Lagos Liga: We Need Our Own Platforms
During the week, a Nigerian footballer posted a message on X to the handle of Sevilla, one of the teams playing in the Spanish top division, La Liga. He asked the handle how many retweets he needed to get a trial with the club. The club, most likely thinking it was asking a near impossible thing of the player, said 100 thousand retweets was the number. Osineye Ola Great took up the challenge and by the next day had secured the 100k retweets, rallying Nigerians with the help of Nigerian Beach Eagles legend, Abu Azeez.
Sevilla, on their part, have not been moving correctly since the young Nigerian footballer hit the mark. They shared a link to a new Sevilla team to be assembled to play in the 9th tier of Spanish football. They were asked a question, they handed down a challenge that has since been surpassed. The ball is now back in their court. From there to the player who must still prove his mettle. But now, it’s Sevilla’s move and there is only one call. Sadly though, the Sevilla handle has since gone quiet on the matter.

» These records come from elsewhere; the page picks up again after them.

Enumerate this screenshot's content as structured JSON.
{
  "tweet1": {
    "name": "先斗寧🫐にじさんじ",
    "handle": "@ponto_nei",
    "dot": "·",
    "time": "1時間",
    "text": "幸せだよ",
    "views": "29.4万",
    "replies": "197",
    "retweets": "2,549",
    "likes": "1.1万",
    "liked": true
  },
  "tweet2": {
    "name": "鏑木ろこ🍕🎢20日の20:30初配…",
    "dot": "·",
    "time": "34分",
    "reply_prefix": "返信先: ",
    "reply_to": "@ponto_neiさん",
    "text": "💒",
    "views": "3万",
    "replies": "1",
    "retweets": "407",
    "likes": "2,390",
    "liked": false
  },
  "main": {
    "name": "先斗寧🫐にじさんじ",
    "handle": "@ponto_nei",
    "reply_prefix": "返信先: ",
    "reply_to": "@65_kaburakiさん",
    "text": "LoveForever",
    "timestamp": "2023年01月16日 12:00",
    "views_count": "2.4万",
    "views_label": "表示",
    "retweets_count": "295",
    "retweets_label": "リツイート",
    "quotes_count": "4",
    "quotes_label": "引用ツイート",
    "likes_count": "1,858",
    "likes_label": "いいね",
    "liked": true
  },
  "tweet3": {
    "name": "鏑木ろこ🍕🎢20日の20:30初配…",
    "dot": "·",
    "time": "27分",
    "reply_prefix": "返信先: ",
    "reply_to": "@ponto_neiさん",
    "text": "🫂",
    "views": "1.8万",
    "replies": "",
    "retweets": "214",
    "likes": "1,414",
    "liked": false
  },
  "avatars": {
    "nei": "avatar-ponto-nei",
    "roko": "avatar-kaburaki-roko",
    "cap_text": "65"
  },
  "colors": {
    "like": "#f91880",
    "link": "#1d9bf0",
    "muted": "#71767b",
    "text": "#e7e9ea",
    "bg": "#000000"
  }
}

Last month, I watched Ola Great play for Superstar FC in the inaugural Lagos Liga. This was a well-organised tournament that helped to elevate football at the recreational/amateur level to heights never seen this side of the world. Everything was top-notch and excellently done. The games were streamed live to TV and YouTube, hence accessible the world over. The teams were dressed in outstanding jerseys by a local maker, Metamo, with their names and numbers on their back. The standard of the football was quite impressive, and the final was not short of glorious. It was football at its finest, with Primal Sporting of Abuja carting home the trophy and the N50m cash prize after defeating the highly rated Applebee. Lagos Liga excited Nigerians online and offline and helped to centre talents like David Onuche, Hassan Abba, Skarra Tomisin Alasiri, Hakeem Scorepion Onitolo, Aliyu Tafida, Sunday Stephen, Sir Jarus, and Dominant Force’s Ola.
If anything, Lagos Liga showed that Nigeria needed more platforms like it to help centre our talents and to give our people local products — players, league, clubs etc — to cheer. From my findings, depending on the class of luxury, it cost just about as much as one or two luxury wristwatches to put together. That is too cheap a thing for us not to have a like football tournament replicated across the country.
The excellence we see every week in the English Premier League, the glorious expectation of exemplary football entertainment served with pomp and pageantry was not always the case. We take it for granted today but the English game was messy, embarrassing, dangerous and poor as recently as the 80s and even into the 1990s. This was part of what necessitated the formation of the Premier League in 1992. It was years in the making. We now take 15 minutes break at half-time like gospel but it was inspired by David Dein, so the league could accommodate more advertising. This greatness we love to cheer was built by people, flesh and blood like us. The impact of that commitment on the UK economy is unprecedented. There is hardly any part of UK social and economic life that hasn’t been impacted.
A group of people looked at the European Champions Cup and then decided they wanted better. The competition evolved into the Champions League. These days, when European clubs go to battle on the pitch, the rest of the world sits or stands to watch. Like the Premier League, it did not happen by accident, it took people being intentional, commitment on the part of people and government and ultimately, they have built the biggest economic system in club football. Presidents, Governors, CEOs and the likes swear their allegiance, privately or publicly, to clubs in Europe. It does not matter whether in their country, football is nothing to be written home about.
Whilst building this football empire, the UK took out time to protect itself from the success of its own creation. Whilst you can watch the Premier League in virtually every capital city around the world on a given Saturday, it is hardly accessible in the UK. That is so lower league, and amateur matches are protected from the popularity of the big teams and games.
In less than 2 weeks, the 67th Annual Grammy Awards will go live in the United States. Like the big football games, many around the world, including from Nigeria, will be tuned in. We will be waiting to hail the winners, whilst the usual suspects will be waiting on the wings to boo those who do not win, not minding the fact that being nominated suggests a level of artistic success.
Whether the Grammies, BET, EMA, UCL, EPL and the likes, we must always remember that these platforms were built by people like us, initially for their own people. The successes of these platforms turned them into global products.
What are we building today that the world could be paying attention to next decade or beyond? Are we resigned to just feeding off platforms created by others? The same way we import their excellence in products, we obsess over same in platforms. How are we not able to understand that our collective poverty derives from the fact that we have not done well enough when it comes to creating products, services or platforms the world is willing to obsess over?
Sevilla may yet do the right thing; grant Ola Great the platform to try out with their team. His talent and self-belief to even make the call to ask deserves it. He also earned it by achieving what was asked of him. One day, a Spanish talent will tweet at a Nigerian club side, hoping to get a chance to play in the Nigerian league. Whether this is possible or not is very much in our hands.